Rev. David Price, an aged Baptist minister, who had known both Dr. Sommerville and dr. McFall, brought greetings from the Berwick Baptist Church and paid a tribute to the fine Christian character of these men and the high standard of their work in the community. He said some things are indestructible. These men have passed on to their reward, but the truth they preached is indestructible and they live in the lives of men and women whom they brought to Christ. In his closing prayer, Dr. Price returned thanks for men like Dr. Sommerville and Dr. McFall who preached the truth in love.

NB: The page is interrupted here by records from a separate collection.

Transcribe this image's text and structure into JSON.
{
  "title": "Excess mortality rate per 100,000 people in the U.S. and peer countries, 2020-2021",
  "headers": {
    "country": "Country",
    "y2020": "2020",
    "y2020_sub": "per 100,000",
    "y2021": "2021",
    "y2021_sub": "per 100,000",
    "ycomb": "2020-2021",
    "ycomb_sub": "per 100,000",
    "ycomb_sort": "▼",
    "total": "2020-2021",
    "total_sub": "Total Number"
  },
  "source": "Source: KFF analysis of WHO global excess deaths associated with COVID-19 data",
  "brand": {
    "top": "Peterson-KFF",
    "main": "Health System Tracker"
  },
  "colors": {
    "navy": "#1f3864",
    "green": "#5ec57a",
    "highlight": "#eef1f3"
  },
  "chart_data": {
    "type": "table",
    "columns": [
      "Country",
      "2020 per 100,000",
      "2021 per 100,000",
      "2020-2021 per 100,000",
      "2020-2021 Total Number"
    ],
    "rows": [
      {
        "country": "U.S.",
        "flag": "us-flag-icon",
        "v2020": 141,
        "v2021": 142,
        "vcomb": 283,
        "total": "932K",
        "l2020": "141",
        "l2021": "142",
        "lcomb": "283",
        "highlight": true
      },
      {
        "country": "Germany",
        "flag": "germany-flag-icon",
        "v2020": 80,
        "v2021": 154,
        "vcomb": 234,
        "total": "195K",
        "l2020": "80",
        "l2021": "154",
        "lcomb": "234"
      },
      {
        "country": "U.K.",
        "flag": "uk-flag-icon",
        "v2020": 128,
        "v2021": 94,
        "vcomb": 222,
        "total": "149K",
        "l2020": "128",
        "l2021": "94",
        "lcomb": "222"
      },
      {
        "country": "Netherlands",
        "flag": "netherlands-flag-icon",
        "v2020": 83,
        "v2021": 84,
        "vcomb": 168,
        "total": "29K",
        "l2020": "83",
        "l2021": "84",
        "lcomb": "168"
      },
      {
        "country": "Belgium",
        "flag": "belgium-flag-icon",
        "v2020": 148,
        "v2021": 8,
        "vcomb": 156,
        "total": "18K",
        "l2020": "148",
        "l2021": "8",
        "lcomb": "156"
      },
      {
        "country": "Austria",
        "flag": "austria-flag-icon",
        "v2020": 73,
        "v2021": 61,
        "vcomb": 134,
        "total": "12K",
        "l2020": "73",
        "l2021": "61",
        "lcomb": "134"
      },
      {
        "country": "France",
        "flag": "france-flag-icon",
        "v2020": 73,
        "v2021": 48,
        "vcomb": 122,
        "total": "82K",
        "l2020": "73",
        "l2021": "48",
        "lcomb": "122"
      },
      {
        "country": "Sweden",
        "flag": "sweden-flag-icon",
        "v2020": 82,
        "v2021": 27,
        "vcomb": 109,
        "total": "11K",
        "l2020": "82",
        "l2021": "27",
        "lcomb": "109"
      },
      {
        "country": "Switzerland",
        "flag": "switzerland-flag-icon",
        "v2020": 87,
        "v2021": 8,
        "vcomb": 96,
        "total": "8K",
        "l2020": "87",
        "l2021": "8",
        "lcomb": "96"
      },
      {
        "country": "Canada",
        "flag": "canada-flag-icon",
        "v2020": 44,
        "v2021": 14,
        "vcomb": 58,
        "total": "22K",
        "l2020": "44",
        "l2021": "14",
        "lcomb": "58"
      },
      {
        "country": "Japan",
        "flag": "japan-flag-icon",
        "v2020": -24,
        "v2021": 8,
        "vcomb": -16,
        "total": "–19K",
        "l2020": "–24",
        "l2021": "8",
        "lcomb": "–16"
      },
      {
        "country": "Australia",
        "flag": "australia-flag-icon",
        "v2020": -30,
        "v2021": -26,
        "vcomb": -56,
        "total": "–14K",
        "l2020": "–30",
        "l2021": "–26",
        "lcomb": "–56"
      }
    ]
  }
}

Dr. Park preached a strong sermon on the Resurrection, from the text, "Moreover, brethren, I declare unto the gospel which I preached unto you." We must accept the indisputable fact of the resurrection of Christ, he stated. If there be no resurrection then, (I) we have an empty gospel; (2) we are false witness of God; (3) our gospel has no power to save from sin; (4) we are eternally lost. If Christ was not raised from the dead, then lives like those of Dr. Sommerville and Dr. McFall are valueless, he said.
Two granddaughters of the late Dr. Sommerville were present at the service; Mrs. A. S. Banks, Waterville and Mrs. Perry Borden, Berwick. Representatives from other Covenanter families for miles around were also present despite the very intense and unusual heat and the service was greatly enjoyed.